Let me respond to these critiques in turn. First, by reducing the word “activism” to its objectively ascertainable elements, my work clearly does attempt to strip the term of the value-laden baggage it has been burdened with. Far from draining the term of all meaning, however, this approach is the only way to give the term any distinct content at all. As currently used in the political dialogue (usually by the right but increasingly by the left) “judicial activism” has come to mean little more than a judicial decision with which one disagrees. Franck, for example, defines activism as the “wrongful” use of judicial review. Used this way, the term serves no purpose other than to attach an inflammatory epithet to what is in fact a substantive disagreement about the meaning of the Constitution. But, as Franck admits, we do not as a nation agree on what the Constitution means, or how it should be interpreted. Consequently, any definition of "activism" that rests on assumptions about correct Constitutional answers will be meaningful only to those who already share those underlying assumptions. It is not, in short, my approach that has rendered the term meaningless; the term as currently used is meaningless because it is built on a premise – the correct meaning of the Constitution – which is itself contested.
Given all of this, why do I attempt to salvage the term by reducing it to its objectively verifiable components rather than advocate, as Andrew Cohen does in this Washington Post column (and as I myself have done in other places) for getting rid of it altogether? Because beneath the rhetoric and hyperbole, there is a valuable question to be answered here: in the face of contested Constitutional meaning, should a justice act with humility or hubris? Should a justice vigorously enforce the Constitution as she sees it, regardless of whether other justices or different branches of government disagree, or should she opt to use her power more cautiously, deferring to other Constitutional decision makers in all but the clearest cases?

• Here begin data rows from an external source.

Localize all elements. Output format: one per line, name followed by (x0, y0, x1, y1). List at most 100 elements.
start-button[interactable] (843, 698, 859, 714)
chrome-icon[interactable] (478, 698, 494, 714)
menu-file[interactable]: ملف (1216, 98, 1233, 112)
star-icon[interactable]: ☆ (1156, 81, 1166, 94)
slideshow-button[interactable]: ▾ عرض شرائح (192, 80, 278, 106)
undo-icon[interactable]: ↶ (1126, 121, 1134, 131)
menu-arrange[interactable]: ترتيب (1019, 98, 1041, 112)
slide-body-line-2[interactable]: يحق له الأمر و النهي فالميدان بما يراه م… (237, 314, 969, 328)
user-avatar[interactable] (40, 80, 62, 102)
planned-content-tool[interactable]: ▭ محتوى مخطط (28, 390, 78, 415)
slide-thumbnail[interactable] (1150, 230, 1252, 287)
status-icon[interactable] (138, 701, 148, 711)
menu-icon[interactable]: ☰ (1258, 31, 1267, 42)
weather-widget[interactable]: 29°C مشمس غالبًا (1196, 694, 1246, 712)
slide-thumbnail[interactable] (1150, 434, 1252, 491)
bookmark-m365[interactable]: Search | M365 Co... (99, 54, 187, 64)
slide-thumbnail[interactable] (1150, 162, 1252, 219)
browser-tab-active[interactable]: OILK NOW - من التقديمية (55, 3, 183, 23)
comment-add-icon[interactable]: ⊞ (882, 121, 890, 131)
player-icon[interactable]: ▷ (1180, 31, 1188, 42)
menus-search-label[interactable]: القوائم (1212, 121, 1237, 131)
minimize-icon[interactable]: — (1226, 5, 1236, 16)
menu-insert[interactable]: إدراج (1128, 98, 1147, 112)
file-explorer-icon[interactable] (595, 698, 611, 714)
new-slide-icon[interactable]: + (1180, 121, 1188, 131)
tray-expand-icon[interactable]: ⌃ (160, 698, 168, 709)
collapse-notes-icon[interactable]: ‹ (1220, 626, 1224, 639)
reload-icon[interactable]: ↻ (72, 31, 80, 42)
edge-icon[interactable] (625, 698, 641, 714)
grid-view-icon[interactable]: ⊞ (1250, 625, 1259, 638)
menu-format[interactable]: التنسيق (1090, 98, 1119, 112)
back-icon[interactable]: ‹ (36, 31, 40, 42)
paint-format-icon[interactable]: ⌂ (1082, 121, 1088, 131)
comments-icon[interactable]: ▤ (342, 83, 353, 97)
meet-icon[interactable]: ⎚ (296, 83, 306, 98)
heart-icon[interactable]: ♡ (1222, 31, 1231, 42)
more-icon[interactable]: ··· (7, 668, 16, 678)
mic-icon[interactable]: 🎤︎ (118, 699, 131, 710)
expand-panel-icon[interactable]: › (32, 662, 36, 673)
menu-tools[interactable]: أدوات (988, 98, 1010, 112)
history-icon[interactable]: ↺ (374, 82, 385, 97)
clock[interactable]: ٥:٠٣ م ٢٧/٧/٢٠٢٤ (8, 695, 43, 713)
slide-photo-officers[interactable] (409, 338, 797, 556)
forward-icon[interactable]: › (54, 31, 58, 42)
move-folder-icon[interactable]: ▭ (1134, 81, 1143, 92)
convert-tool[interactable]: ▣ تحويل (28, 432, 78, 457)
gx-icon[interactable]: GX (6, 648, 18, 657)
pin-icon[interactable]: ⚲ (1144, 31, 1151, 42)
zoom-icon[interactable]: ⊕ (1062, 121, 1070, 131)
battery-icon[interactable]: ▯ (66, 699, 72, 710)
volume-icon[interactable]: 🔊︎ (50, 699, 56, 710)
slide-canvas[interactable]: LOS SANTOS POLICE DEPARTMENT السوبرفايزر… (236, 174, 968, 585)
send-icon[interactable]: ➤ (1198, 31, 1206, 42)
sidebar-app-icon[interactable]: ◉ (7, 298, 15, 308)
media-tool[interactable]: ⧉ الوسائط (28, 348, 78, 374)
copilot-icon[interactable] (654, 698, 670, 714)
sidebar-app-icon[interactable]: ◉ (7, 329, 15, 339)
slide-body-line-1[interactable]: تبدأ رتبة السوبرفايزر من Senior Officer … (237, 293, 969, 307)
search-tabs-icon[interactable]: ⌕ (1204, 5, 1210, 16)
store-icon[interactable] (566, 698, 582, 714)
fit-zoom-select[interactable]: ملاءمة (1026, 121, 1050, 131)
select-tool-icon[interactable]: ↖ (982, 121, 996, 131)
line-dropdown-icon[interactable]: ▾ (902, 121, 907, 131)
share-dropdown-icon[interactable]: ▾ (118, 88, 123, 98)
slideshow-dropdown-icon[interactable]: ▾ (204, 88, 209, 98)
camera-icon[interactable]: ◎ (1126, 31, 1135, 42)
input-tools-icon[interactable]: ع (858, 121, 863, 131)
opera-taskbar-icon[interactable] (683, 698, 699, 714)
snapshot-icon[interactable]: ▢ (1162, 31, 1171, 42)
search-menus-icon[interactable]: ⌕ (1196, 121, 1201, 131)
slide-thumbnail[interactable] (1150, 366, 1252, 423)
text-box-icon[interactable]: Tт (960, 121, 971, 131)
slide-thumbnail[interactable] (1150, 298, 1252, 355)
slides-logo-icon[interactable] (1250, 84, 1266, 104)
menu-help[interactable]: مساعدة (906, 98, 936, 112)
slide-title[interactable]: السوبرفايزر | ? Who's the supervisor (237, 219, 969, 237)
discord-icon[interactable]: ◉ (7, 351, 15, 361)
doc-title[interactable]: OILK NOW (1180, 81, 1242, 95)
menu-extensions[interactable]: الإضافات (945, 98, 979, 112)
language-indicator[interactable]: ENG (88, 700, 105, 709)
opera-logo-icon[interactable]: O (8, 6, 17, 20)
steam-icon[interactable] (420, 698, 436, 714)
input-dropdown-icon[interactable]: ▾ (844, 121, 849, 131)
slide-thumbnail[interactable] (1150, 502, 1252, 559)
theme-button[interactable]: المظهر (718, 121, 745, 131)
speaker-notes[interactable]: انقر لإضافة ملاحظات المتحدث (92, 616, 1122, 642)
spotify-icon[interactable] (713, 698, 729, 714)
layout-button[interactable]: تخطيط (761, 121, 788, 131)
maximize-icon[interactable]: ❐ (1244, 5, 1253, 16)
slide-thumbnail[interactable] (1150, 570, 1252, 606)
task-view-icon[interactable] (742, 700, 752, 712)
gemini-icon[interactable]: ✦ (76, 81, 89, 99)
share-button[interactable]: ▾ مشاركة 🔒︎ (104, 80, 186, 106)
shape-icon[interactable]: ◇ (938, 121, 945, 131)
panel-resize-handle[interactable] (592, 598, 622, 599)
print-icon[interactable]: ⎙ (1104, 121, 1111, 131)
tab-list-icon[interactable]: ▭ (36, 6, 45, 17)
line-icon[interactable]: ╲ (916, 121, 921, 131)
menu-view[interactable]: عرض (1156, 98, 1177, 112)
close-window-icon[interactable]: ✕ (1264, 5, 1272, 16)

That question, it seems to me, lies at the very heart of questions about the judiciary's role in our democratic system of government. It does not, however, have an easy answer. We tend to want justices who are both robust and restrained; justices who will both stand up and defer to elected officials. Scholarship like mine, showing which approach different justices have taken in the various types of cases that come before them, does not (and does not purport to) tell us which of these models of judging we as a society should prefer. But it does tell us a great deal about how each individual justice views his or her role in our Constitutional system. Discussing this within the rubric of the term “activism”, moreover, restores that term to what Larry himself argues was its original purpose – to measure the amount of “space” courts faced with constitutional questions leave to legislatures to make Constitutional judgments of their own.
But what of Larry’s suggestion that federalism questions (cases involving preemption, the Commerce Clause, section 5 of the 14th Amendment, section 2 of the 15th Amendment, and the 11th Amendment) should not be included in any objective measure of activism? Larry argues that these cases are fundamentally different because they involve the distribution of power between the state and national government, rather than straightforward questions of deference to democratic decision makers. But of course the proper distribution of power between the state and federal government is itself as constitutionally contested as the meaning of the Due Process Clause. So it is not clear to me why Larry accepts (or at least accepts for the sake of argument) that the latter raises meaningful questions of judicial deference but the former do not.
Nor is it self-evident that federal courts should be more deferential to state decision makers than to federal ones – it is Congress, after all, that is the Supreme Court’s co-equal branch of government. If what we are measuring is a justice’s readiness to use his or her judicial power aggressively, a willingness to invalidate federal statutes certainly is a relevant measure. Finally, the line Larry draws between structural and substantive Constitutional questions seems unstable to me. Surely the supporters (and perhaps even more so the opponents) of federal statutes such as the Civil Rights Act of 1964, the Voting Rights Act of 1965, and the National Labor Relations Act – all passed and upheld under the constitutional provisions Larry says should be taken off the table – would be surprised to hear that judicial review of these statutes does not involve important questions of substantive rights. One can argue, as I suspect Larry would, that robust judicial review in these areas is good, but that does not mean that it should not be part of the measure of robustness in the first place.